Environmentalist Biswajit Mohanty, also the secretary of Wildlife Society of Orissa (a member organisation of the National Board For Wildlife), has written to Environment Minister Jairam Ramesh and called for the withdrawal of environmental clearance for brazen flouting of the specific condition agreed upon with the MoEF. Alleging connivance of the State Government, he said officers who failed to inform the MoEF of the violations must be brought to book.
Mohanty has told the Minister that construction of such a huge steel plant involved use of large quantities of water required for casting and curing of concrete foundations for machinery, offices, residential quarters, boundary wall, compaction of roads, development of green belt plantation etc.
He also pointed to condition number A(v) of the environment clearance of MoEF granted to Jindal in 2007: …“Total requirement of the water to be drawn from Brahmani river/Samal Barrage shall not exceed 14,700 cubic metre/hour. Permission has been accorded for the withdrawal of 7,000 m/hour water for Phase I by the Department of Water Resources, Govt of Orissa, vide letter dated 11th December, 2006…..”
As per the MoEF condition, the company has not yet completed its pipeline from the Brahmani/Samal Barrage to the plant site for sourcing the water. “But it has been carrying on civil construction…site development by digging nearly 150-200 bore wells within the plant site, from where water is being pumped out. As a result, there has been a drastic reduction in the water level at nearby reservoirs, including the Derjang Medium Irrigation Project.”
Besides creating irrigation problems in the nearby villages, the drastic reduction in water level has affected the wildlife.
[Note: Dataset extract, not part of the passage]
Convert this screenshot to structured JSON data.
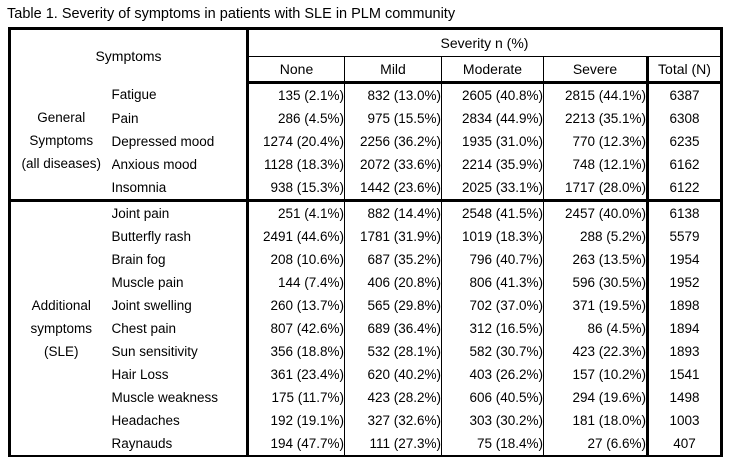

The letter states that the area adjacent to the plant site is an elephant habitat, which is used by pachyderms while migrating from Sarkosia Tiger Reserve to Chendipada and Pallahra forest, on their way to Keonjhar forest.
As a result of the water crisis, the jumbos are straying into local villages, leading to a raging man-elephant conflict in the area for two years now.
According to Mohanty, “State Government agencies — like the forest department, district collector and State Pollution Control Board — are fully aware of the MoEF condition that water shall be sourced from Brahmani river/Samal Barrage; yet they have failed to report this illegal withdrawal of water from underground sources to the Forest Advisory Committee or the MoEF.”
Sources in the JSPL (Odisha project), however, maintained that only 17 bore wells had been dug, eight of which would cater to the township and nine to the upcoming plant area. “We have permission to draw 200 cubic metres/hour water from CGWB. We are also into water harvesting, collecting rainwater, as the area gets good rainfall every year,” they added.
It is reported that violation of environmental clearance norms whereby the company had started construction before getting forest clearance. The total requirement of land was projected to be 2160.385 hectare, of which 168.232 hectare happens to be forest land.